Directed by Ethan and Joel Coen. Starring Michael Stuhlbarg and Richard Kind. Rated PG. Opens Friday, October 16, at the Park Theatre and the Cinemark Tinseltown
Viewers will recognize almost no names in A Serious Man, the latest film from writer-directors Ethan and Joel Coen, and only a few of the faces are familiar. But certain archetypes will ring true to those with a passing acquaintance with the Old Testament and/or the latter half of the 20th century.
Stage actor Michael Stuhlbarg plays Larry Gopnik, whose life as a timid Midwestern physics professor, circa 1967, is about to get seriously unstable. Neither the college tenure committee nor a series of ineffectual rabbis can help him figure out why his wife (Sari Lennick) is ready to leave him for a curiously consoling family friend (Fred Melamed). His math-genius brother (Richard Kind), snoring on the Scandinavian-modern couch and worse, just might be insane; daughter dear is filching his money for a secret nose job; and Larry’s 13-year-old is listening to Jefferson Airplane instead of studying for his upcoming bar mitzvah.
(The period details are otherwise so sharp, it’s disturbing when someone from the Columbia Record Club tells our nebbishy hero he owes money for two albums that won’t be released until 1970.)

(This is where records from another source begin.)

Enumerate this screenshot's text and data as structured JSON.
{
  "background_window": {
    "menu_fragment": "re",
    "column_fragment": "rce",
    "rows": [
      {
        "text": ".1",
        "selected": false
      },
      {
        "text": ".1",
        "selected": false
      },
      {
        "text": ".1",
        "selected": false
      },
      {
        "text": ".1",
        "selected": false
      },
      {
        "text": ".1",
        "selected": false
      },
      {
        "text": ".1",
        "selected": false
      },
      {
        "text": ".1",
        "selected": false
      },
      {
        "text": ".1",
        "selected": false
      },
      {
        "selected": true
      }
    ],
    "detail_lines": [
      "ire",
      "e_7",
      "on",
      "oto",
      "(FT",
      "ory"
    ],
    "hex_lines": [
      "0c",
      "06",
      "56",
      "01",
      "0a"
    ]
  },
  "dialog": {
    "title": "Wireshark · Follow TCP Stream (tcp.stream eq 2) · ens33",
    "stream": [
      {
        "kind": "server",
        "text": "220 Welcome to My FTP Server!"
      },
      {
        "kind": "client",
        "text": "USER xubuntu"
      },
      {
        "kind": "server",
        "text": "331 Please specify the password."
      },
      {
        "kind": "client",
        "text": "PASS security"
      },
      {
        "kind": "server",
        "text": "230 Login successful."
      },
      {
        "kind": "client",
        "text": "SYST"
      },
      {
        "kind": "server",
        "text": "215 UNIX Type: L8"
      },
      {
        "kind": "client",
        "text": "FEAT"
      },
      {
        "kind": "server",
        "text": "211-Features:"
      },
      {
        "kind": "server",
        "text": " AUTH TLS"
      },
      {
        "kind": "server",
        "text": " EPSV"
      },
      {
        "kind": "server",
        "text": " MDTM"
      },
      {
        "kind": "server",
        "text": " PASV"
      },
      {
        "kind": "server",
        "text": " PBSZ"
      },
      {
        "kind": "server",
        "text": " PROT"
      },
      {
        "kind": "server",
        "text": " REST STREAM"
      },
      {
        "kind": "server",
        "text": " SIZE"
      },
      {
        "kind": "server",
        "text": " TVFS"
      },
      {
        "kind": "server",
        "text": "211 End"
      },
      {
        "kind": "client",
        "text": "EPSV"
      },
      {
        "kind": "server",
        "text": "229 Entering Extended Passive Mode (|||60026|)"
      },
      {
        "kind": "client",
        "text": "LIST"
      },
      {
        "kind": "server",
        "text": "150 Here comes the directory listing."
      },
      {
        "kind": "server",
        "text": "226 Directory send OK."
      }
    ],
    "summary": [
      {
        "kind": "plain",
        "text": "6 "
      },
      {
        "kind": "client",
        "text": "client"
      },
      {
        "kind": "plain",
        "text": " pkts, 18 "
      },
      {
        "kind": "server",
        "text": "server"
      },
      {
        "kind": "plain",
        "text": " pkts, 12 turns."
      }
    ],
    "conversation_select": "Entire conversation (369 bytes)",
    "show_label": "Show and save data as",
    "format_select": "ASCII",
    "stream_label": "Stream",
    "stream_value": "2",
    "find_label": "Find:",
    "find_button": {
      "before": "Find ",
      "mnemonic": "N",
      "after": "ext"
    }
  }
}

The view isn’t much clearer from the roof of the Gopniks’ ranch house, in a mostly Jewish suburb of Minneapolis—much like the one where the Coen brothers grew up. But there Larry can adjust the antenna so his kids can watch F Troop and he can get the odd glimpse of a sexy neighbour naked in her backyard. In short, this is no country for alten Menschen, but it does somehow resemble the East European shtetl depicted in the dark preamble to this bitterly funny, parable-laden film. Okay, there aren’t many Cossacks in Minnesota, but the weather is even worse.